As the Economist notes, “this could earn tens of billions of dollars for Western aircraft manufacturers, including American firms such as Boeing.” Maybe Obama felt a moral obligation to Boeing, like being the kind of guy who remembers who brought the pot and blow to the party.
For everybody else, and especially smaller U.S. companies without a lobbying budget, OFAC is likely to say no to selling to Iran , a state sponsor of terrorism. U.S. companies that set up foreign subsidiaries and pay for lawyers to lobby OFAC, which in the past has used a secret “private letter ruling” approach to allow favored companies to deal with pariahs, may come out okay.

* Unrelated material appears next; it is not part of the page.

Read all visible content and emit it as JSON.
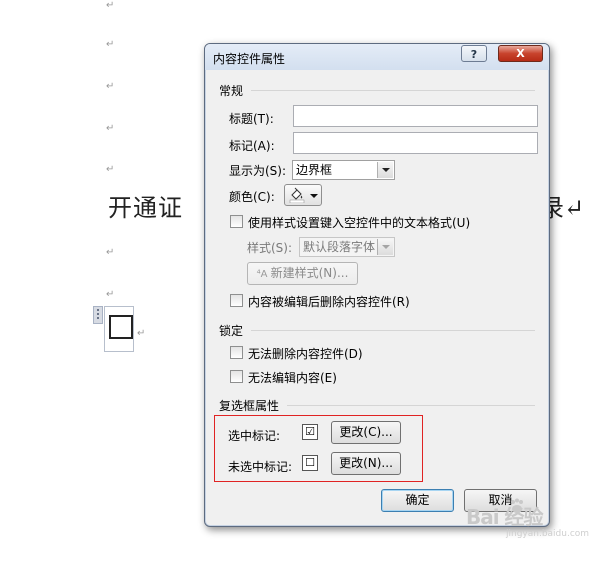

Section 5.1.2 of the JCPOA provides that the United States commits to “license non-U.S. entities that are owned or controlled by a U.S. person to engage in activities with Iran that are consistent with this JCPOA.” If Section 5.1.2’s permission to have a U.S. controlled foreign subsidiary sell oilfield products to Iran sounds like it contradicts footnote 6 that prohibits U.S. controlled foreign subsidiaries from selling oilfield products to Iran, that’s because it is contradictory. As a result, lobbying OFAC for licenses to sell stuff to Iran may become a good niche business for lawyers in Washington, DC over the next ten years. Halliburton may be able to use a Qatari subsidiary and its DC lawyers to work around the rules, but smaller U.S. oilfield companies may be left out of selling to Iran.
What if Congress votes against the JCPOA? The U.S. would then not be a party to the deal, but the Europeans will lift their sanctions anyway and make a rush for the estimated $1 trillion in infrastructure projects that Iran wants to undertake.
So what does the United States get out of the JCPOA? Essentially, under the JCPOA Iran promises that after continuing to chant “Death to America” during parliament, it will wait a few years before building a nuclear weapons arsenal.
Maybe being a community organizer is not the best training background for negotiating international trade agreements with a state sponsor of terrorism.